Una delle poche vere novità è stata la premiata ditta Judd Apatow, capace di passare dalla televisione al cinema con immutata intelligenza, mescolando alla risata la promozione a protagonisti di uomini (o donne) normali, umani, anche goffi, contribuendo a sdoganare il pianto maschile al cinema e la pensione anticipata per il macho a tutti i costi. Ora lancia anche al cinema un talento della comicità da palco, della stand up comedy che ha regalato generazione di talenti alla risata americana: si tratta di Kumail Nanjiani, nominato agli Emmy per la divertente serie Silicon Valley, che in The Big Sick ha raccontato la storia vissuta da lui e da Emily V. Gordon, ovviamente con qualche licenza artistica.

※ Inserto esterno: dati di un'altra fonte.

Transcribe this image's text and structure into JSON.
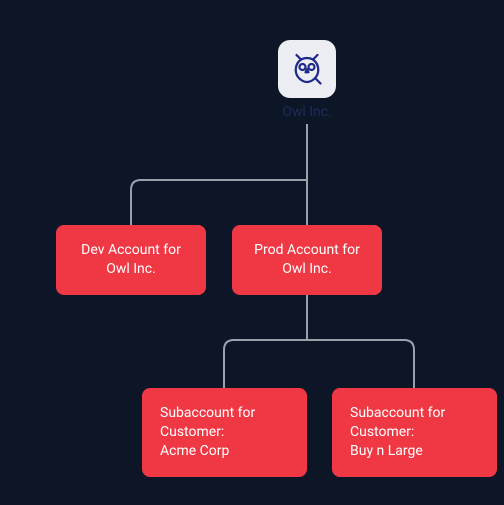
{
  "company": {
    "name": "Owl Inc.",
    "icon": "owl-icon"
  },
  "nodes": {
    "dev": {
      "label": "Dev Account for Owl Inc."
    },
    "prod": {
      "label": "Prod Account for Owl Inc."
    },
    "sub_acme": {
      "line1": "Subaccount for",
      "line2": "Customer:",
      "line3": "Acme Corp"
    },
    "sub_bnl": {
      "line1": "Subaccount for",
      "line2": "Customer:",
      "line3": "Buy n Large"
    }
  },
  "chart_data": {
    "type": "tree",
    "root": "Owl Inc.",
    "children": [
      {
        "name": "Dev Account for Owl Inc."
      },
      {
        "name": "Prod Account for Owl Inc.",
        "children": [
          {
            "name": "Subaccount for Customer: Acme Corp"
          },
          {
            "name": "Subaccount for Customer: Buy n Large"
          }
        ]
      }
    ]
  }
}
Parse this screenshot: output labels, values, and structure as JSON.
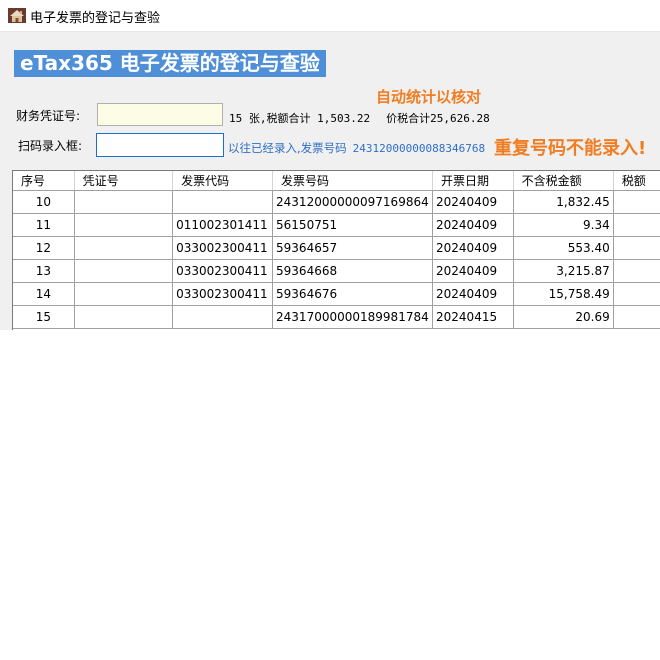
{
  "window": {
    "title": "电子发票的登记与查验"
  },
  "banner": {
    "text": "eTax365 电子发票的登记与查验"
  },
  "notes": {
    "auto_stats": "自动统计以核对",
    "no_duplicate": "重复号码不能录入!"
  },
  "form": {
    "voucher_label": "财务凭证号:",
    "voucher_value": "",
    "scan_label": "扫码录入框:",
    "scan_value": "",
    "summary_count": "15 张,税额合计 1,503.22",
    "summary_total": "价税合计25,626.28",
    "last_entered_label": "以往已经录入,发票号码",
    "last_entered_number": "24312000000088346768"
  },
  "table": {
    "columns": [
      "序号",
      "凭证号",
      "发票代码",
      "发票号码",
      "开票日期",
      "不含税金额",
      "税额"
    ],
    "rows": [
      {
        "seq": "10",
        "voucher": "",
        "code": "",
        "number": "24312000000097169864",
        "date": "20240409",
        "amount": "1,832.45",
        "tax": ""
      },
      {
        "seq": "11",
        "voucher": "",
        "code": "011002301411",
        "number": "56150751",
        "date": "20240409",
        "amount": "9.34",
        "tax": ""
      },
      {
        "seq": "12",
        "voucher": "",
        "code": "033002300411",
        "number": "59364657",
        "date": "20240409",
        "amount": "553.40",
        "tax": ""
      },
      {
        "seq": "13",
        "voucher": "",
        "code": "033002300411",
        "number": "59364668",
        "date": "20240409",
        "amount": "3,215.87",
        "tax": ""
      },
      {
        "seq": "14",
        "voucher": "",
        "code": "033002300411",
        "number": "59364676",
        "date": "20240409",
        "amount": "15,758.49",
        "tax": ""
      },
      {
        "seq": "15",
        "voucher": "",
        "code": "",
        "number": "24317000000189981784",
        "date": "20240415",
        "amount": "20.69",
        "tax": ""
      }
    ]
  },
  "colors": {
    "banner_bg": "#4f8fd8",
    "note_orange": "#f07d22",
    "link_blue": "#2f6fc6",
    "voucher_input_bg": "#fdfde6",
    "scan_input_border": "#1a6fd0"
  },
  "icons": {
    "app": "house-icon"
  }
}
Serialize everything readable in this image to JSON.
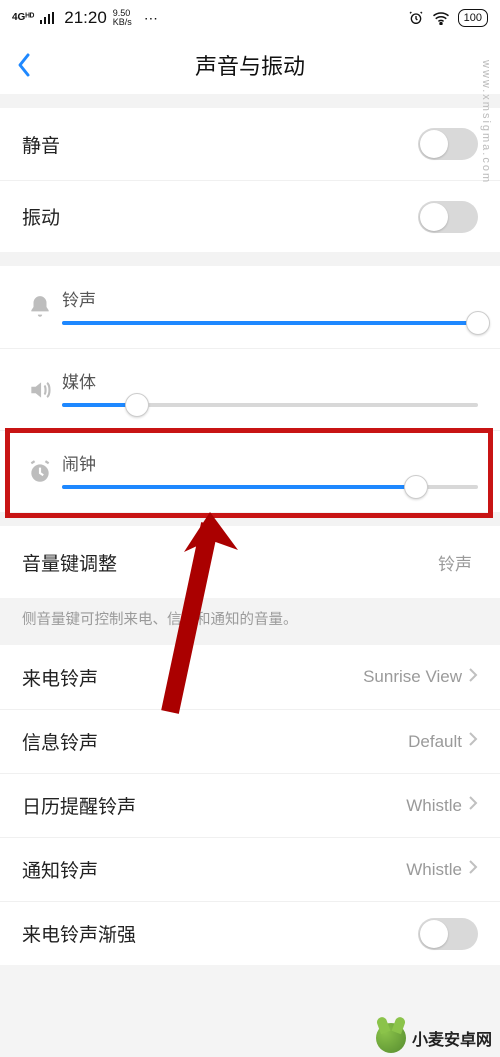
{
  "status": {
    "net": "4Gᴴᴰ",
    "time": "21:20",
    "kbps_top": "9.50",
    "kbps_bot": "KB/s",
    "dots": "⋯",
    "battery": "100"
  },
  "header": {
    "title": "声音与振动"
  },
  "toggles": {
    "mute_label": "静音",
    "mute_on": false,
    "vibrate_label": "振动",
    "vibrate_on": false
  },
  "sliders": {
    "ringtone": {
      "label": "铃声",
      "value": 100
    },
    "media": {
      "label": "媒体",
      "value": 18
    },
    "alarm": {
      "label": "闹钟",
      "value": 85
    }
  },
  "volume_key": {
    "label": "音量键调整",
    "value": "铃声",
    "desc": "侧音量键可控制来电、信息和通知的音量。"
  },
  "rows": {
    "incoming": {
      "label": "来电铃声",
      "value": "Sunrise View"
    },
    "message": {
      "label": "信息铃声",
      "value": "Default"
    },
    "calendar": {
      "label": "日历提醒铃声",
      "value": "Whistle"
    },
    "notify": {
      "label": "通知铃声",
      "value": "Whistle"
    },
    "ascending": {
      "label": "来电铃声渐强"
    }
  },
  "watermark": {
    "url": "www.xmsigma.com",
    "brand": "小麦安卓网"
  }
}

I due hanno scritto la sceneggiatura, mentre la regia è stata affidata da Apatow, qui produttore, a Michael Showalter, altro comico che viene dagli sketch. Al Sundance Amazon non se l’è lasciato sfuggire e al botteghino americano è stato un grande successo.

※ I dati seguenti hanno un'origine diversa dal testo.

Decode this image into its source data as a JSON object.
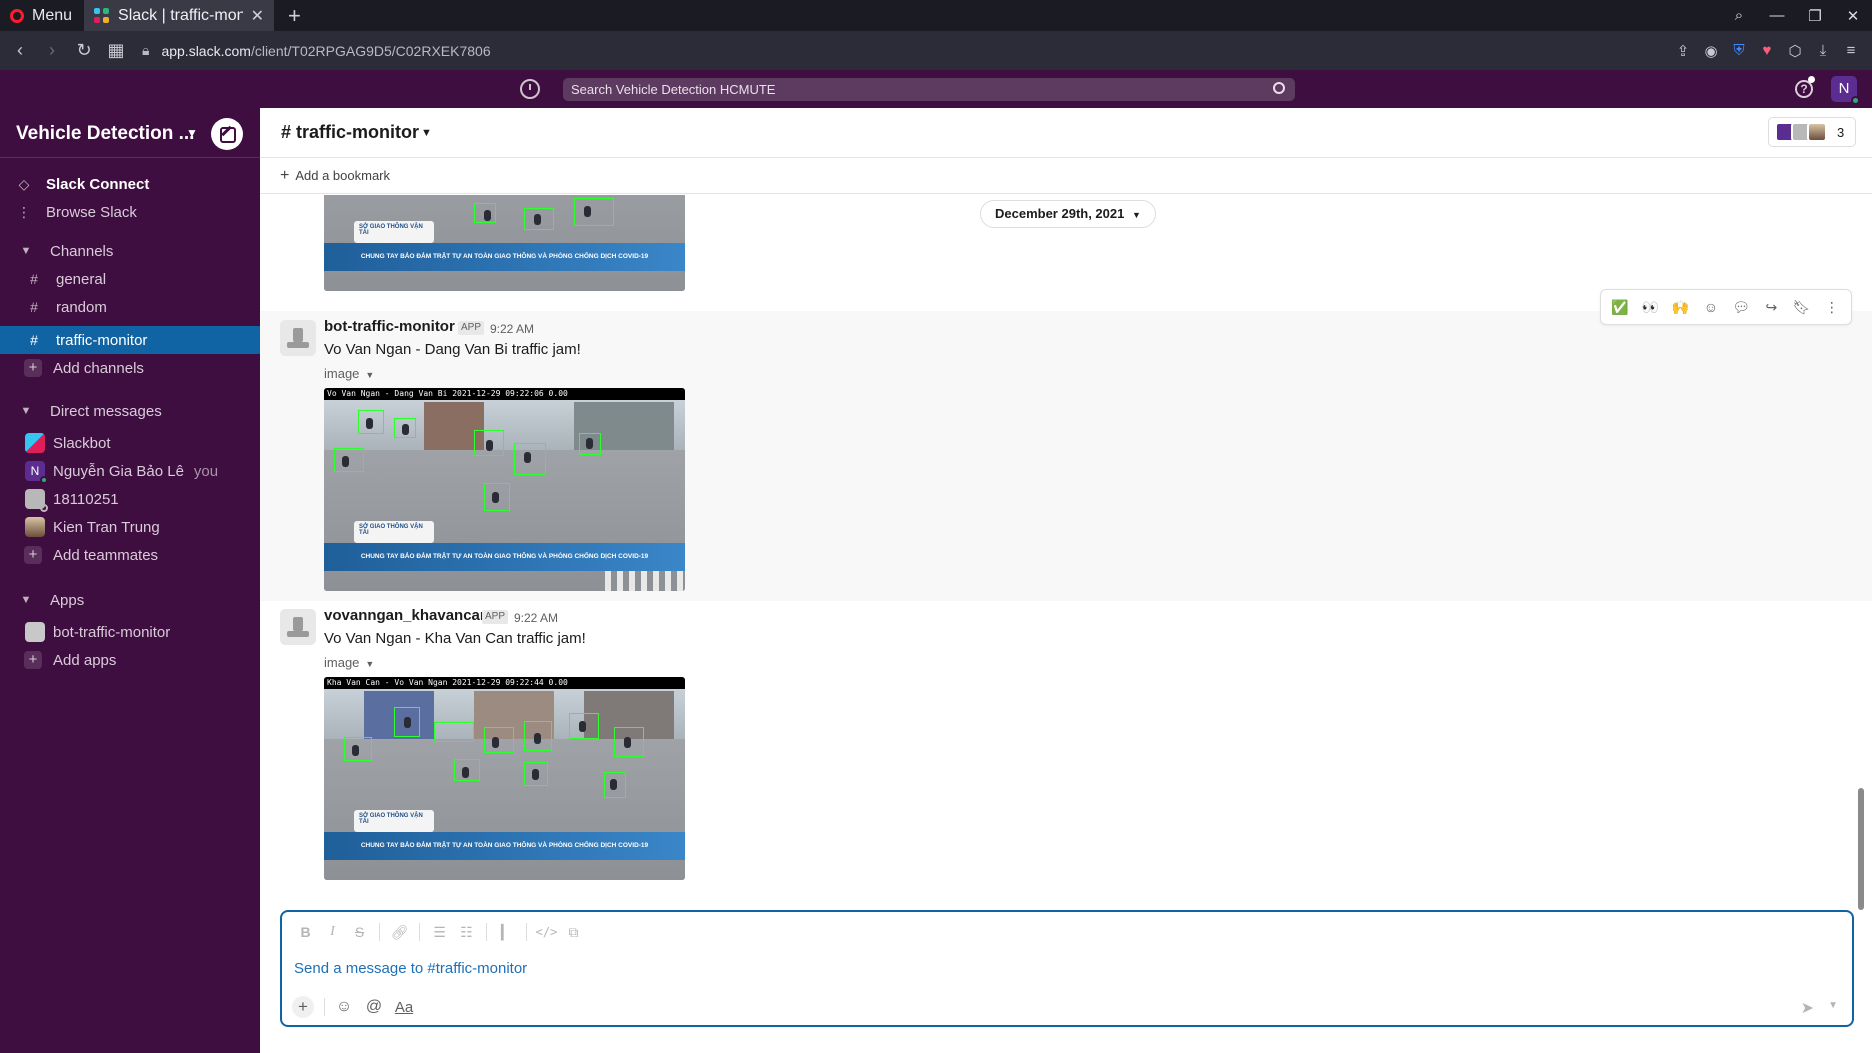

Come Aziz Ansari per il formato da 30’ in Master of None, scuderia Netflix, Nanjiani ha tentato di aggiornare la commedia, senza paura di definirla romantica, all’America dei nostri giorni; almeno quella delle due coste più socialmente avanzate. Ha inglobato l’immigrato di seconda generazione - proveniente dal sub continente indiano - fra quelli che ridono, non solo fra quelli che della risata sono vittime. Una bocca d’aria fresca per un territorio asfittico, trovando nuovi angoli nascosti e inesplorati nel racconto con ironia della convivenza fra culture, più che altro nello stile - di scrittura e recitativo - di messa in scena della storia d’amore fra un giovane comico di Chicago, di famiglia pakistana, che fa l’autista per Uber mentre cerca di sfondare nel suo lavoro, e dribbla le sempre più insistenti richieste della famiglia di sistemarsi con una bella donna... pakistana. Un sano matrimonio combinato come tradizione vuole.

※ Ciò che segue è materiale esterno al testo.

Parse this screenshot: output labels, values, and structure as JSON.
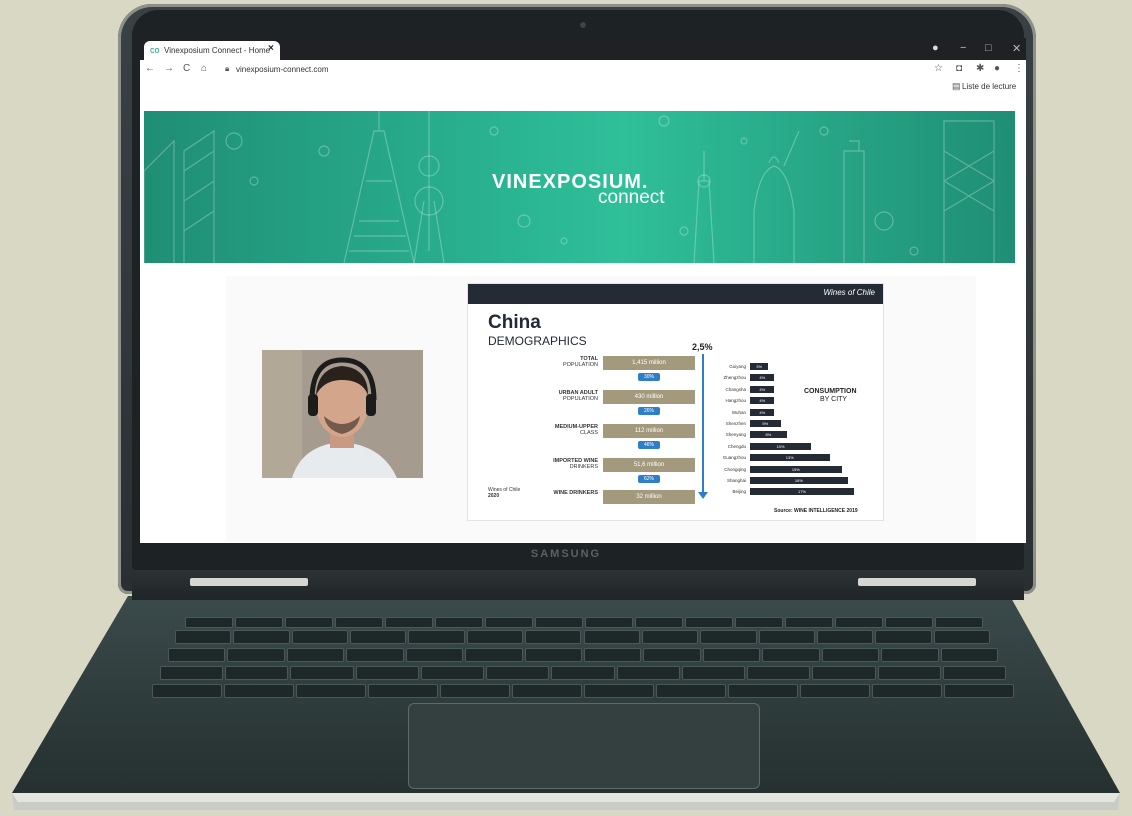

The Big Sick pone un altro ostacolo apparentemente insuperabile alla risata: la malattia, come suggerisce il titolo. Occasione nella quale dimostra le sue migliori qualità, riuscendo a schivare la retorica del politicamente corretto - qualche volta affiorante consolatoria nella prima parte -, grazie alla scrittura asciutta e all’interpretazione piena di quiete pronta a esplodere verso direzioni impreviste dei genitori di lei, magnificamente interpretati da Holly Hunter e Ray Romano. Ma sono i due protagonisti che rendono il film davvero godibile: Kumail Nanjiani, fra il divertente e il pasticcione, e Zoe Kazan, tenace eppure piena di fragilità come in Ruby Sparks. Fa piacere salutare un film adulto, che rispetta il proprio pubblico senza dover cadere in banalizzazioni infantili.

Rimane una tendenza a rimanere nell’ambito della piacevolezza accomodante, eccentricità accolta dal mainstream in quanto in fondo innocua, smentendo la portata dirompente della stand up comedy, come dimostrato da alcune battute presenti proprio nel film.